2sur5  Film sans grande valeur ni relief, sans secousses ni surprises, voué au désintérêt poli voire au mépris si son couple avait été hétéro (et s’il n’avait pas profité d’une propagande de blockbuster ou de séance très ‘citoyenne’ comme Le 15h17 pour Paris). Rien de plus trivial que cette rencontre pas si fortuite (les statues et gravures gréco-romaines cristallisent des amitiés à la fois profondes et fugaces) entre un individu niais et un homme assez jeune pour être encore la meilleure version physique de lui-même, juste assez vieux pour avoir une assise dans la vie et surtout les qualités requises d’un initiateur.

La réalisation est cotonneuse, l’approche romantique, la nostalgie et la ‘mélancolie’ au sens faible et galvaudé se substituent au romanesque (tendres finasseries autour du swag des années 80, amalgamé à l’innocence – comme Stranger Things pour les geeks et les fans de Spielberg).
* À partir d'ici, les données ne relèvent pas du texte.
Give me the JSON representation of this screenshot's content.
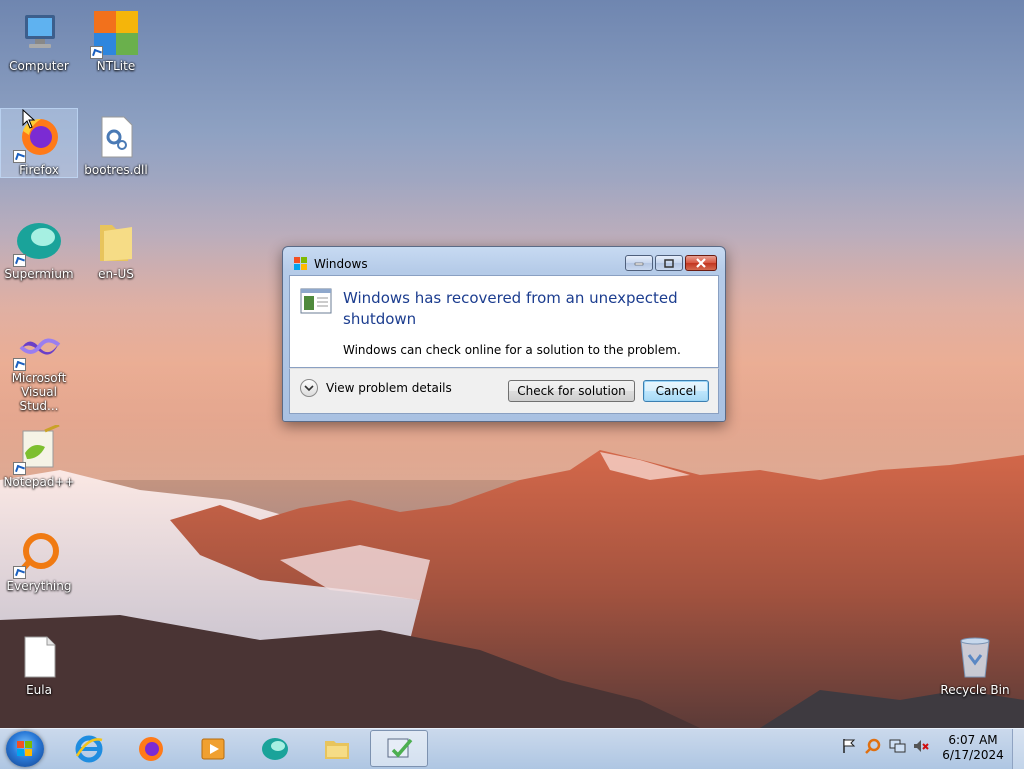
{
  "desktop": {
    "icons": [
      {
        "label": "Computer",
        "icon": "computer-icon"
      },
      {
        "label": "NTLite",
        "icon": "ntlite-icon"
      },
      {
        "label": "Firefox",
        "icon": "firefox-icon"
      },
      {
        "label": "bootres.dll",
        "icon": "dll-file-icon"
      },
      {
        "label": "Supermium",
        "icon": "supermium-icon"
      },
      {
        "label": "en-US",
        "icon": "folder-icon"
      },
      {
        "label": "Microsoft Visual Stud...",
        "icon": "visual-studio-icon"
      },
      {
        "label": "Notepad++",
        "icon": "notepadpp-icon"
      },
      {
        "label": "Everything",
        "icon": "everything-icon"
      },
      {
        "label": "Eula",
        "icon": "text-file-icon"
      },
      {
        "label": "Recycle Bin",
        "icon": "recycle-bin-icon"
      }
    ]
  },
  "dialog": {
    "title": "Windows",
    "main_instruction": "Windows has recovered from an unexpected shutdown",
    "content": "Windows can check online for a solution to the problem.",
    "details_label": "View problem details",
    "check_button": "Check for solution",
    "cancel_button": "Cancel"
  },
  "taskbar": {
    "apps": [
      "internet-explorer-icon",
      "firefox-icon",
      "media-player-icon",
      "supermium-icon",
      "explorer-folder-icon",
      "action-center-app-icon"
    ],
    "tray_icons": [
      "flag-icon",
      "search-tray-icon",
      "network-icon",
      "volume-muted-icon"
    ],
    "time": "6:07 AM",
    "date": "6/17/2024"
  },
  "colors": {
    "heading_blue": "#1c3d8f",
    "default_button_border": "#3c7fb1",
    "close_button_red": "#c23520"
  }
}
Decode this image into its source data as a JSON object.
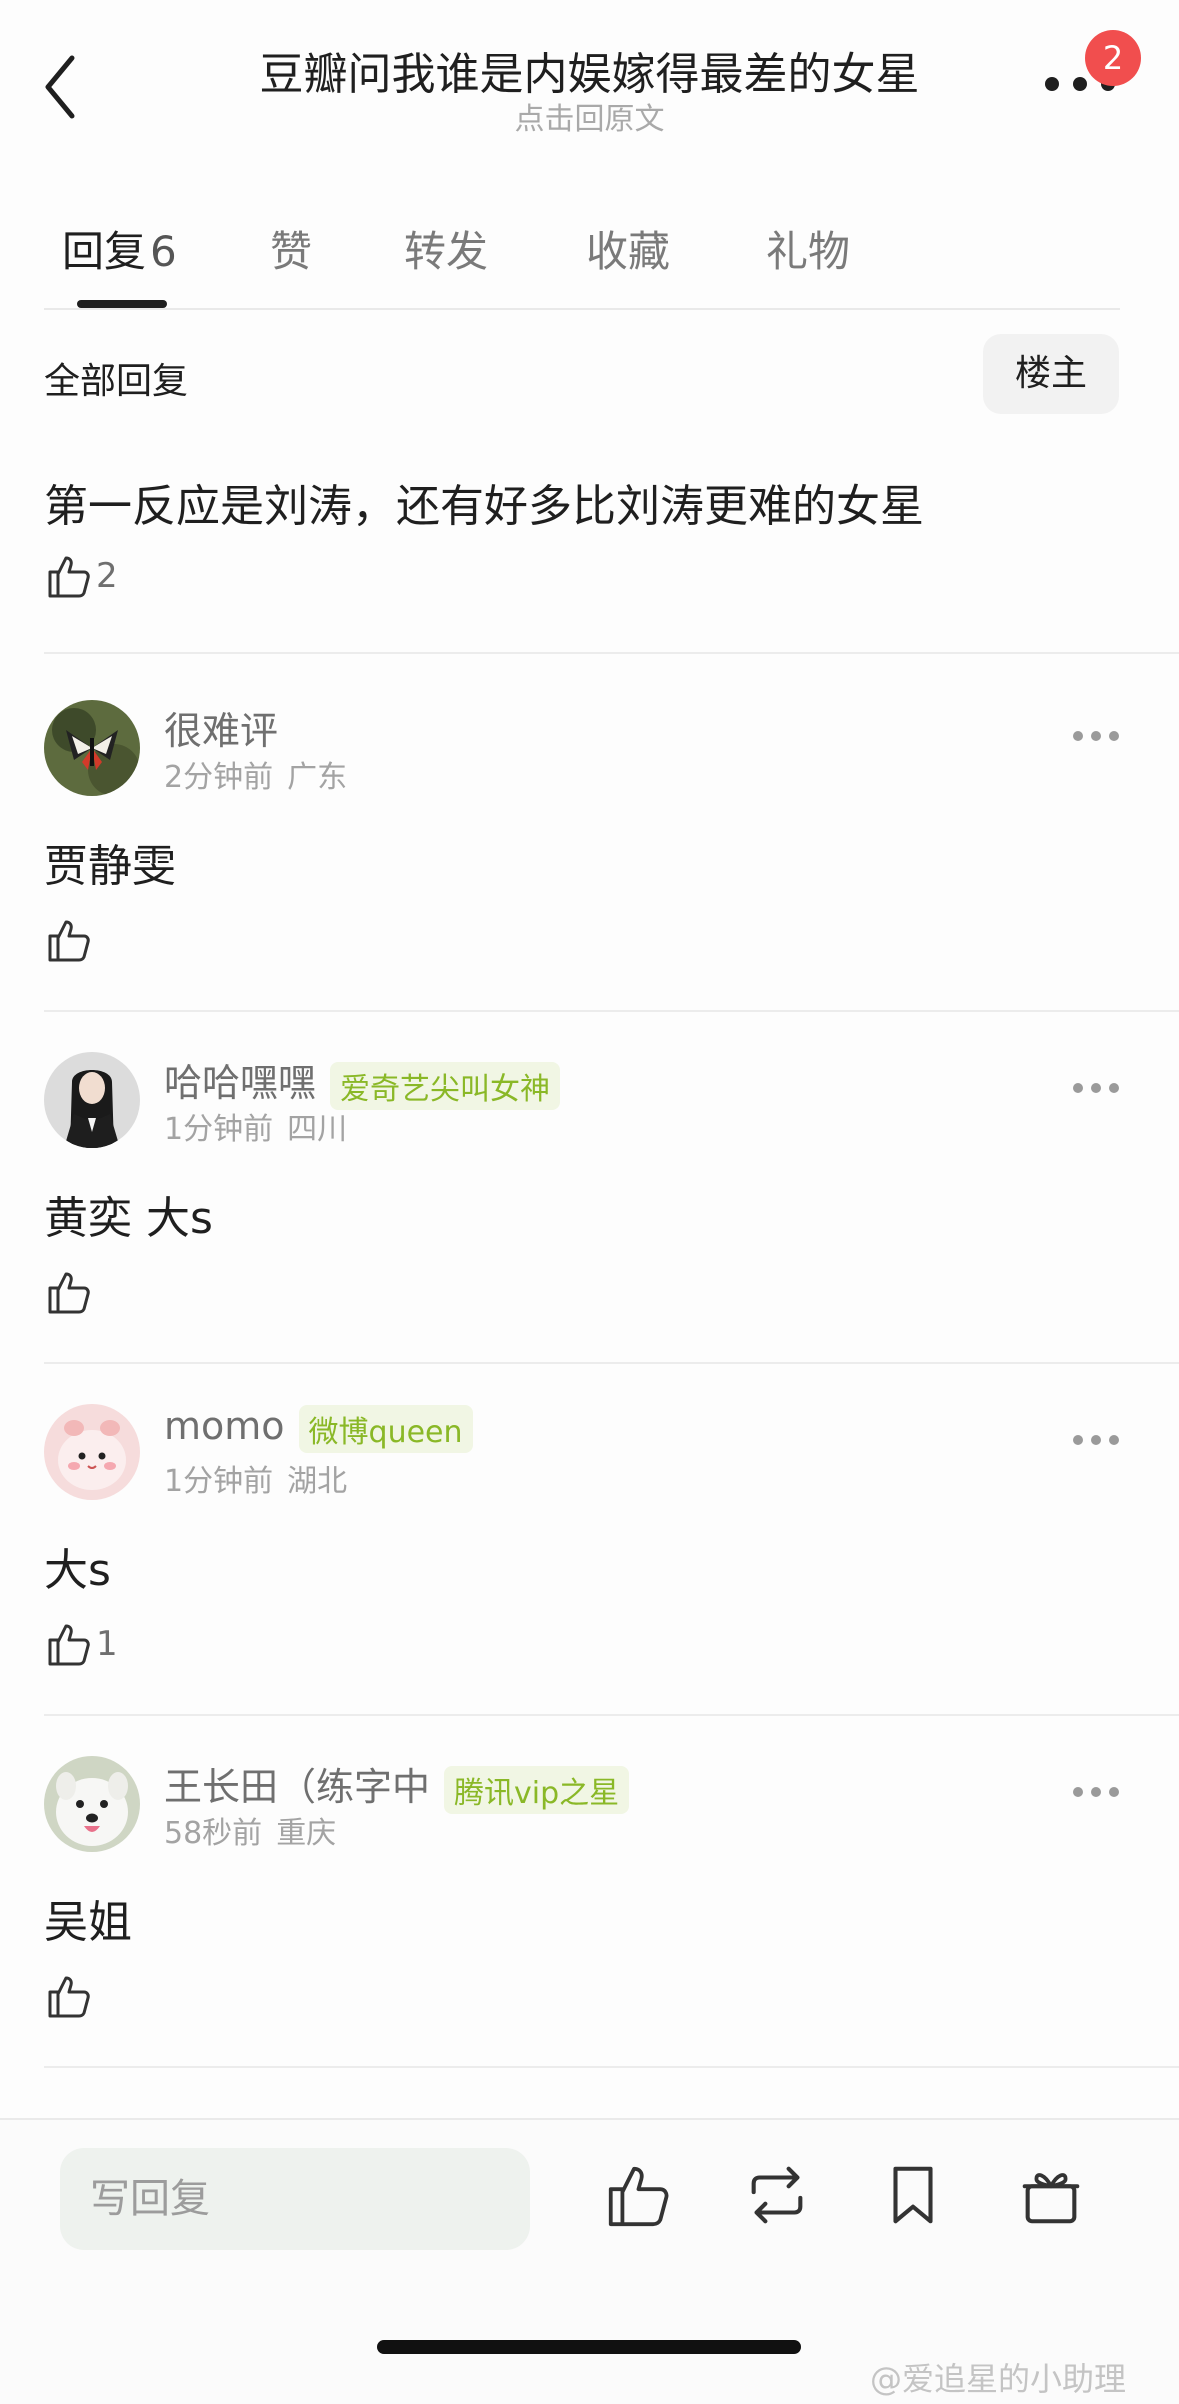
{
  "header": {
    "title": "豆瓣问我谁是内娱嫁得最差的女星",
    "subtitle": "点击回原文",
    "notification_count": "2"
  },
  "tabs": [
    {
      "label": "回复",
      "count": "6"
    },
    {
      "label": "赞"
    },
    {
      "label": "转发"
    },
    {
      "label": "收藏"
    },
    {
      "label": "礼物"
    }
  ],
  "section": {
    "title": "全部回复",
    "op_button": "楼主"
  },
  "comments": [
    {
      "text": "第一反应是刘涛，还有好多比刘涛更难的女星",
      "likes": "2"
    },
    {
      "username": "很难评",
      "tag": "",
      "time": "2分钟前",
      "location": "广东",
      "text": "贾静雯",
      "likes": ""
    },
    {
      "username": "哈哈嘿嘿",
      "tag": "爱奇艺尖叫女神",
      "time": "1分钟前",
      "location": "四川",
      "text": "黄奕 大s",
      "likes": ""
    },
    {
      "username": "momo",
      "tag": "微博queen",
      "time": "1分钟前",
      "location": "湖北",
      "text": "大s",
      "likes": "1"
    },
    {
      "username": "王长田（练字中",
      "tag": "腾讯vip之星",
      "time": "58秒前",
      "location": "重庆",
      "text": "吴姐",
      "likes": ""
    }
  ],
  "bottom": {
    "reply_placeholder": "写回复",
    "watermark": "@爱追星的小助理"
  },
  "colors": {
    "accent_green": "#8ab827",
    "badge_red": "#f14e4e"
  }
}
Nous avons à faire à deux homosexuels cultivés, de confession juive, de niveau social (classe et éducation) supérieur, pris dans une bulle à l’écart du monde, de sa vulgarité, de ses rapports de force – et en même temps dans ce monde, mais protégé de ses aspects crus ou nus. La contribution de l’adulte américain à l’éveil du garçon de 17 ans s’avère faible. Au départ il taille son père intellectuellement sur l’étymologie de mots arabes ; c’est le seul moment où il est défendable d’espérer en lui un dominateur ou un tuteur. Il sera un simple amant opportuniste et fuyant, soufflant le chaud et le froid par pleutrerie pour se protéger (et par jeu, mais ce jeu est le refuge du mesquin ‘négatif’, mesquin faute de noblesse plutôt qu’en raison d’émotions ou de sentiments lourds).

Les deux confessions (une positive, une négative – l’abjecte conversation de l’ambigu sosie de Robin Williams étant ‘positive’ selon la mise en scène) à l’issue du film sont les seules choses non-prévisibles à l’ouverture de la séance (facilement déductibles pendant). La scène face à la cheminée est en principe et en puissance émouvante, malheureusement c’est la dernière. Un jeune ado s’est laissé éblouir par une romance arnaque, une amourette d’été ; en se mêlant à un pauvre connard d’une lâcheté pourtant flagrante – or à ce niveau de profondeur, comment pourrait-elle ne pas toucher aussi les aspects ‘émergés’ (les simples comme les romantiques). Il y avait du potentiel dans ces impasses des situations et les vices de caractère des protagonistes, mais, par souci d’harmonie et de bon goût probablement, le film n’en profite que passivement. La réalité brute s’incruste à deux moments, par le biais de débordements viscéraux dont le jeune éphèbe est la cible : la scène de la pèche et celle du vomi (puisque sa source est probablement la même que celle causant le malaise du gamin dans Happiness – quoique venant de l’ouverture inverse puisque la consistance est transparente). Pour le désir brûlant et l’esthétisation de ses effets inappropriés, Téchiné a fourni de meilleures illustrations via Quand on a 17 ans ou Le Lieu du crime.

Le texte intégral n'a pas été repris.